Netherlands-based packaging solutions provider Cabka reported revenue of €181.9m ($189.4m) in financial year 2024, ending 31 December, down 8% from €196.9m in 2023.

The company reported operational earnings before interest, taxes, depreciation, and amortisation (EBITDA) of €20.5m for the full year 2024, down 16% from the previous year.

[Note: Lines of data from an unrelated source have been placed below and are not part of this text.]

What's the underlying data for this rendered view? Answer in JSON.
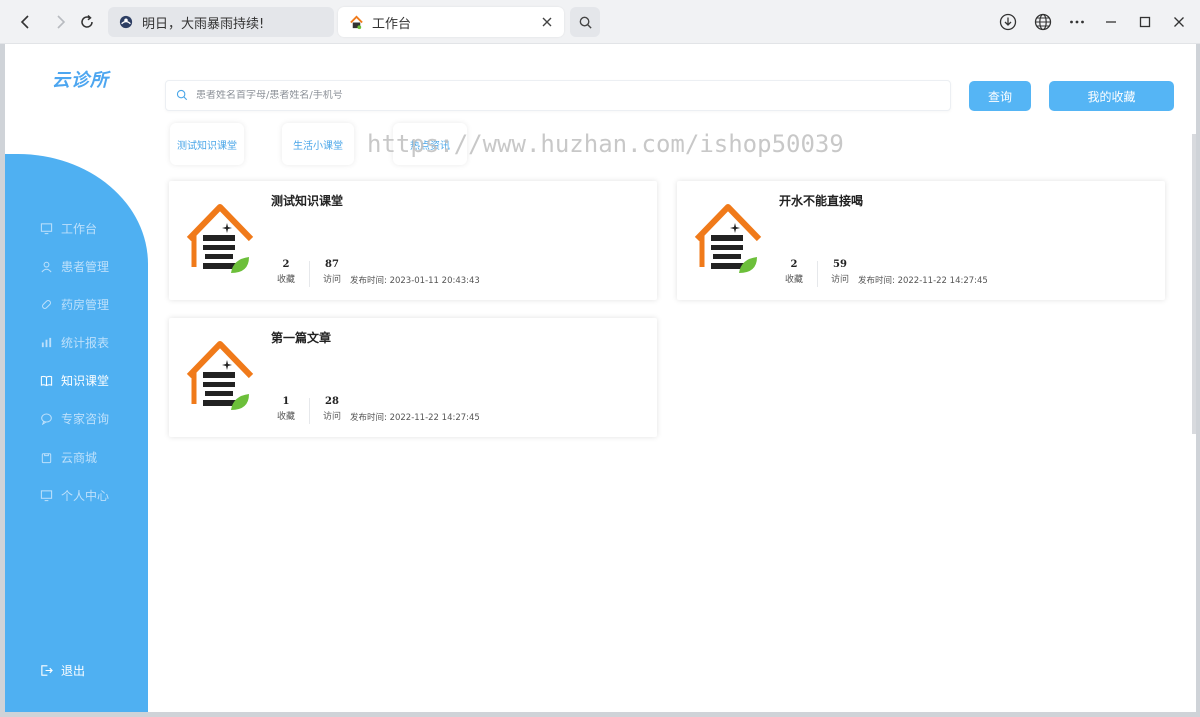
{
  "browser": {
    "tabs": [
      {
        "title": "明日，大雨暴雨持续!"
      },
      {
        "title": "工作台"
      }
    ]
  },
  "app": {
    "logo": "云诊所",
    "sidebar": {
      "items": [
        {
          "label": "工作台",
          "icon": "monitor-icon",
          "active": false
        },
        {
          "label": "患者管理",
          "icon": "user-icon",
          "active": false
        },
        {
          "label": "药房管理",
          "icon": "pill-icon",
          "active": false
        },
        {
          "label": "统计报表",
          "icon": "bar-chart-icon",
          "active": false
        },
        {
          "label": "知识课堂",
          "icon": "book-icon",
          "active": true
        },
        {
          "label": "专家咨询",
          "icon": "chat-icon",
          "active": false
        },
        {
          "label": "云商城",
          "icon": "shopping-bag-icon",
          "active": false
        },
        {
          "label": "个人中心",
          "icon": "monitor-icon",
          "active": false
        }
      ],
      "logout": "退出"
    },
    "search": {
      "placeholder": "患者姓名首字母/患者姓名/手机号",
      "value": ""
    },
    "query_button": "查询",
    "favorites_button": "我的收藏",
    "categories": [
      "测试知识课堂",
      "生活小课堂",
      "热点资讯"
    ],
    "watermark": "https://www.huzhan.com/ishop50039",
    "articles": [
      {
        "title": "测试知识课堂",
        "favorites": "2",
        "favorites_label": "收藏",
        "visits": "87",
        "visits_label": "访问",
        "published": "发布时间: 2023-01-11 20:43:43"
      },
      {
        "title": "开水不能直接喝",
        "favorites": "2",
        "favorites_label": "收藏",
        "visits": "59",
        "visits_label": "访问",
        "published": "发布时间: 2022-11-22 14:27:45"
      },
      {
        "title": "第一篇文章",
        "favorites": "1",
        "favorites_label": "收藏",
        "visits": "28",
        "visits_label": "访问",
        "published": "发布时间: 2022-11-22 14:27:45"
      }
    ],
    "colors": {
      "accent": "#4fb0f2",
      "button": "#55b5f5",
      "logo_roof": "#f07a1a",
      "logo_leaf": "#6cbf3a"
    }
  }
}
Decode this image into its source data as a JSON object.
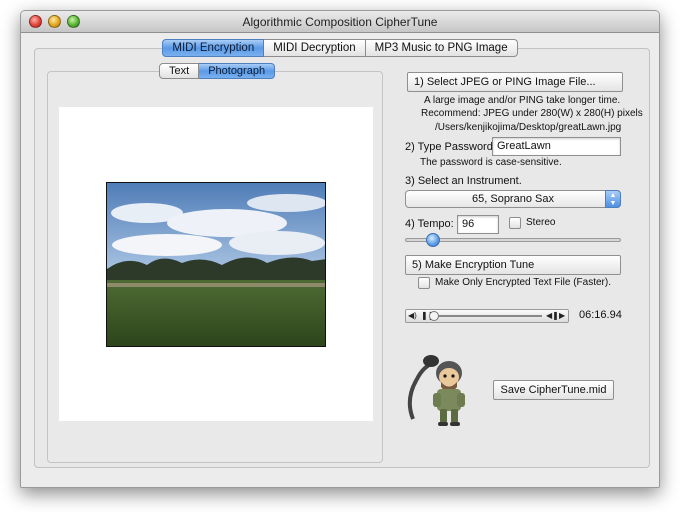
{
  "window": {
    "title": "Algorithmic Composition CipherTune"
  },
  "main_tabs": [
    {
      "label": "MIDI Encryption",
      "active": true
    },
    {
      "label": "MIDI Decryption",
      "active": false
    },
    {
      "label": "MP3 Music to PNG Image",
      "active": false
    }
  ],
  "sub_tabs": [
    {
      "label": "Text",
      "active": false
    },
    {
      "label": "Photograph",
      "active": true
    }
  ],
  "step1": {
    "button": "1) Select JPEG or PING Image File...",
    "note1": "A large image and/or PING take longer time.",
    "note2": "Recommend: JPEG under 280(W) x 280(H) pixels",
    "path": "/Users/kenjikojima/Desktop/greatLawn.jpg"
  },
  "step2": {
    "label": "2) Type Password:",
    "value": "GreatLawn",
    "note": "The password is case-sensitive."
  },
  "step3": {
    "label": "3) Select an Instrument.",
    "selected": "65, Soprano Sax"
  },
  "step4": {
    "label": "4) Tempo:",
    "value": "96",
    "stereo_label": "Stereo",
    "stereo_checked": false,
    "slider_fraction": 0.13
  },
  "step5": {
    "button": "5) Make Encryption Tune",
    "checkbox_label": "Make Only Encrypted Text File (Faster).",
    "checkbox_checked": false
  },
  "player": {
    "time": "06:16.94",
    "progress_fraction": 0.0
  },
  "save_button": "Save CipherTune.mid",
  "icons": [
    "close-icon",
    "minimize-icon",
    "zoom-icon",
    "play-icon",
    "pause-icon",
    "rewind-icon",
    "forward-icon",
    "mascot-icon",
    "dropdown-arrow-icon"
  ],
  "colors": {
    "accent": "#5b9ae6",
    "window_bg": "#ececec"
  }
}
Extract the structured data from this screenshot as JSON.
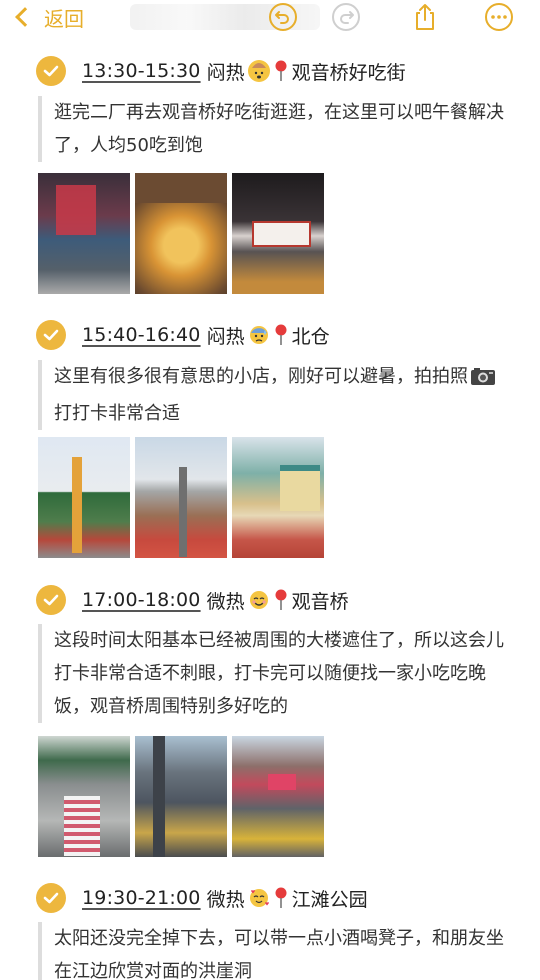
{
  "topbar": {
    "back_label": "返回",
    "tools": [
      "undo-icon",
      "redo-icon",
      "share-icon",
      "more-icon"
    ]
  },
  "colors": {
    "accent": "#E7AE2B",
    "check": "#EDB73E"
  },
  "sections": [
    {
      "time": "13:30-15:30",
      "weather": "闷热",
      "emoji": "exploding-head-emoji",
      "place": "观音桥好吃街",
      "text": "逛完二厂再去观音桥好吃街逛逛，在这里可以吧午餐解决了，人均50吃到饱",
      "photos": [
        "photo-street-signs",
        "photo-takoyaki",
        "photo-market-hall"
      ]
    },
    {
      "time": "15:40-16:40",
      "weather": "闷热",
      "emoji": "anxious-sweat-emoji",
      "place": "北仓",
      "text": "这里有很多很有意思的小店，刚好可以避暑，拍拍照",
      "text_tail": "打打卡非常合适",
      "inline_icon": "camera-emoji",
      "photos": [
        "photo-tower-gate",
        "photo-red-street",
        "photo-yellow-house"
      ]
    },
    {
      "time": "17:00-18:00",
      "weather": "微热",
      "emoji": "smiling-face-emoji",
      "place": "观音桥",
      "text": "这段时间太阳基本已经被周围的大楼遮住了，所以这会儿打卡非常合适不刺眼，打卡完可以随便找一家小吃吃晚饭，观音桥周围特别多好吃的",
      "photos": [
        "photo-crosswalk",
        "photo-traffic",
        "photo-taxis"
      ]
    },
    {
      "time": "19:30-21:00",
      "weather": "微热",
      "emoji": "hearts-face-emoji",
      "place": "江滩公园",
      "text": "太阳还没完全掉下去，可以带一点小酒喝凳子，和朋友坐在江边欣赏对面的洪崖洞"
    }
  ]
}
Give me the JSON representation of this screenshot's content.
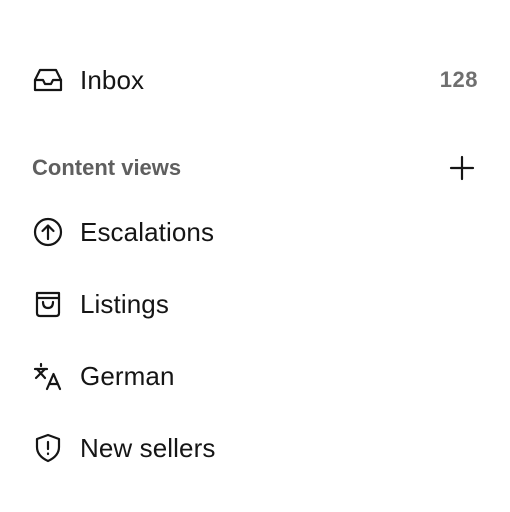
{
  "inbox": {
    "label": "Inbox",
    "count": "128",
    "icon": "inbox-tray-icon"
  },
  "content_views": {
    "title": "Content views",
    "add_icon": "plus-icon",
    "items": [
      {
        "label": "Escalations",
        "icon": "arrow-up-circle-icon"
      },
      {
        "label": "Listings",
        "icon": "shopping-bag-icon"
      },
      {
        "label": "German",
        "icon": "translate-icon"
      },
      {
        "label": "New sellers",
        "icon": "shield-alert-icon"
      }
    ]
  },
  "colors": {
    "text": "#151515",
    "muted": "#6f6f6f",
    "section_title": "#5f5f5f",
    "background": "#ffffff"
  }
}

The decline is mainly due to lower sales, alongside the impact of inflation on fixed costs.

Despite global economic and political uncertainties, Cabka’s sales performance for the first quarter (Q1) of 2025 was €44.1m, consistent with the previous year and meeting projections.

The company is focusing on stabilising results through the execution of the ‘SHIFT’ programme, which aims to balance cash inflows and outflows.

The company said, early results from this initiative are showing positive outcomes, and the plan will continue to be executed throughout the year.

In Europe, Cabka saw a 3% year-over-year increase in total sales, reflecting a solid rebound in Contract Manufacturing and steady performance in the Portfolio and Customized Solutions segments.

However, in the US, the company faced a €0.5m decrease in revenue compared to Q1 of the previous year, attributed to challenging market conditions.

Cabka reiterates its guidance for sales and EBITDA for 2025, expecting them to be at least at the same level as 2024.

The company has obtained a temporary waiver and adjustment to financial covenants until the end of Q2 2025 and is engaging with banks to renegotiate debt facility terms and financial covenants due to the challenging market and financial conditions.

Furthermore, Cabka continues to uphold its environmental, social, and governance strategy and the goals established in 2022.

Cabka CEO Alexander Masharov said: “While uncertainties around CSRD (Corporate Sustainability Reporting Directive) implementation persist, aligning with ESRS (European Sustainability Reporting Standards) is a proactive step that underscores our commitment to transparency, trust, and measurable sustainability impact.”

In December 2023, the company completed a €80.4m debt refinancing process.